Under Gensler’s tenure, Coinbase was sued by the SEC for operating as an unregistered exchange, broker and clearing agency, and for offering an unregistered staking-as-a-service program. Kraken was also forced to shut its US staking program and pay a $30 million penalty.

The politicization of crypto

Pushed on the politicization of crypto, including references to the Trump family’s crypto involvement by the Bloomberg interviewer, the former chair rejected the framing.

“No, I don’t think so,” he said, arguing it’s more about capital markets fairness and “commonsense rules of the road,” than a “Democrat versus Republican thing.”

He added: “When you buy and sell a stock or a bond, you want to get various information,” and “the same treatment as the big investors.” That’s the fairness underpinning US capital markets.

Related: Coinbase files FOIA to see how much the SEC’s ‘war on crypto’ cost

ETFs and the drift to centralization

On ETFs, Gensler said finance “ever since antiquity… goes toward centralization,” so it’s unsurprising that an ecosystem born decentralized has become “more integrated and more centralized.”

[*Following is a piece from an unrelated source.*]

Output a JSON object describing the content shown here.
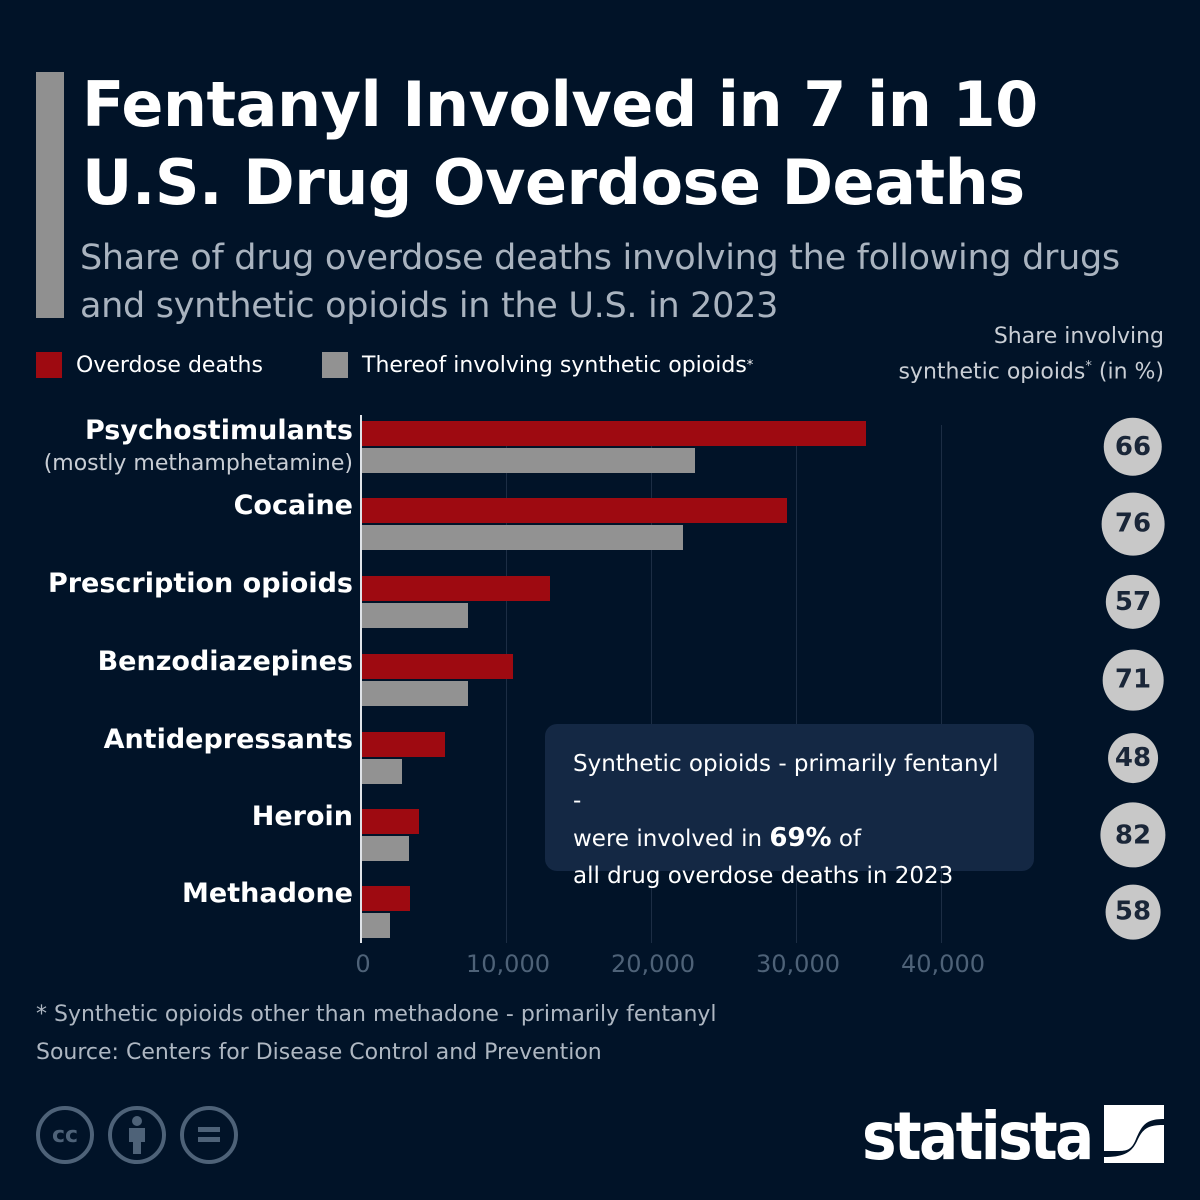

He noted that investors can already express themselves in gold and silver through exchange‑traded funds, and that during his tenure, the first US Bitcoin futures ETFs were approved, tying parts of crypto’s plumbing more closely to traditional markets.

Gensler’s latest comments draw a familiar line: Bitcoin sits in a different bucket, while most other tokens remain, in his view, speculative and light on fundamentals.

Even out of office, his framing will echo through courts, compliance desks and allocation committees weighing BTC’s status against persistent regulatory caution of altcoins.